O caboclo desceu na rodoviária de Ariquemes. Sua primeira grande cidade. A única talvez, já que vinha de um ermo na mata, onde os pais o haviam colocado no mundo, cercado de bichos e feras.
Alguém teve a idéia de visitar a família e trazê-lo para conhecer a civilização, já que pelas bandas do casebre ninguém chegava. Dias de caminhada e de barco pelo leito de um rio inominável.
Foi levado a um cartório, onde registrou o nome segundo a vontade dos pais. Limbo da Silva.
Ficou extasiado com as casas, os automóveis, o barulho das motos e, principalmente, pelas mulheres.
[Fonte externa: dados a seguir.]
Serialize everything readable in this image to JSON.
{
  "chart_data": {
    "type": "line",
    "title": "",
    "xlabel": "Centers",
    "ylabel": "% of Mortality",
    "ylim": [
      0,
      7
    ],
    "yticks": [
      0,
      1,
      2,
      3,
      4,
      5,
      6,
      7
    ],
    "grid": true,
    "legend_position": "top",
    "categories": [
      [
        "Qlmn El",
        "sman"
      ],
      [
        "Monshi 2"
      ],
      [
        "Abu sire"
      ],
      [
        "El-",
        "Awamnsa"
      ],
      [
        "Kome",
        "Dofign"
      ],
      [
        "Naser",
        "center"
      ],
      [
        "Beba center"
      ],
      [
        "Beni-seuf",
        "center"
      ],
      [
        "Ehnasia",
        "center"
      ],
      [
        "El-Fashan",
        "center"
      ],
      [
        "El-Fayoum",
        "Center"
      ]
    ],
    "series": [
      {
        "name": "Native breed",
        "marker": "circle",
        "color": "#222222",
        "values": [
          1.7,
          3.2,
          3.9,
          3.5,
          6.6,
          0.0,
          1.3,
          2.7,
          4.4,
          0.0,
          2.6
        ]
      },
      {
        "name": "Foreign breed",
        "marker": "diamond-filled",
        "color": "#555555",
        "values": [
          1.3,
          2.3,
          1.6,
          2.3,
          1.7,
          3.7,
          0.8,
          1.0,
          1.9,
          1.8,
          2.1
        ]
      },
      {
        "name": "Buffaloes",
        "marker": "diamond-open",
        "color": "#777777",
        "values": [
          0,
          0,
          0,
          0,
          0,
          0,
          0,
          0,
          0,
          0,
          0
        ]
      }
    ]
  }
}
Usavam muitas roupas diferentes, enquanto sua mãe sempre usava um vestido verde ou azul, pois só tinha aqueles dois.
Pouca roupa no mato, poucas palavras. Pouca coisa que dizer ou comentar. Histórias eram desconhecidas, pois os pais só falavam o mínimo necessário.
Ficou parado na frente do semáforo um tempão, hipnotizado pelo brilho da luz vermelha.
Tomou um empurrão para deixar a esquina. Seu cicerone era comerciante de peles de cobra, coisa ilegal.
Limbo não sabia o que era legal ou ilegal, apenas não sabia quase nada.
Foi assim que começou a entregar pacotinhos com uns matinhos esverdeados para seu amigo e protetor. Depois começou a levar pacotinhos com farinha branca também. Geralmente com rapaduras e coisas da roça, para "melhorar a aparência", como dizia seu amigo.
Começou a falar melhor, mas continuou ignorando o conteúdo verdadeiro dos pacotes, embora recomendado para não perguntar nada sobre aquilo.
Durante semanas o esquema deu certo. Foi quando um policial quis comprar a rapadura e o confuso Limbo entregou a maconha por engano. Achando que era gentileza.
No presídio local conheceu outros homens, mas permaneceu tolo. Puxou alguns meses de prisão e foi colocado em liberdade. Saiu babando com a arquitetura da cidade.
Levaram-no embora para São Paulo. Ficou comendo prédios numa esquina perto da Praça da Sé.
Logo foi colocado no esquema de entrega de drogas de novo, embora consciente do risco que corria.
Mas não perdia a mania de comer prédios. Ficava muito tempo de boca aberta na frente dos arranha-céus.
Foi preso com cocaína. Ficou preso para sempre em São Paulo, engolido pelo sistema que pensava engolir.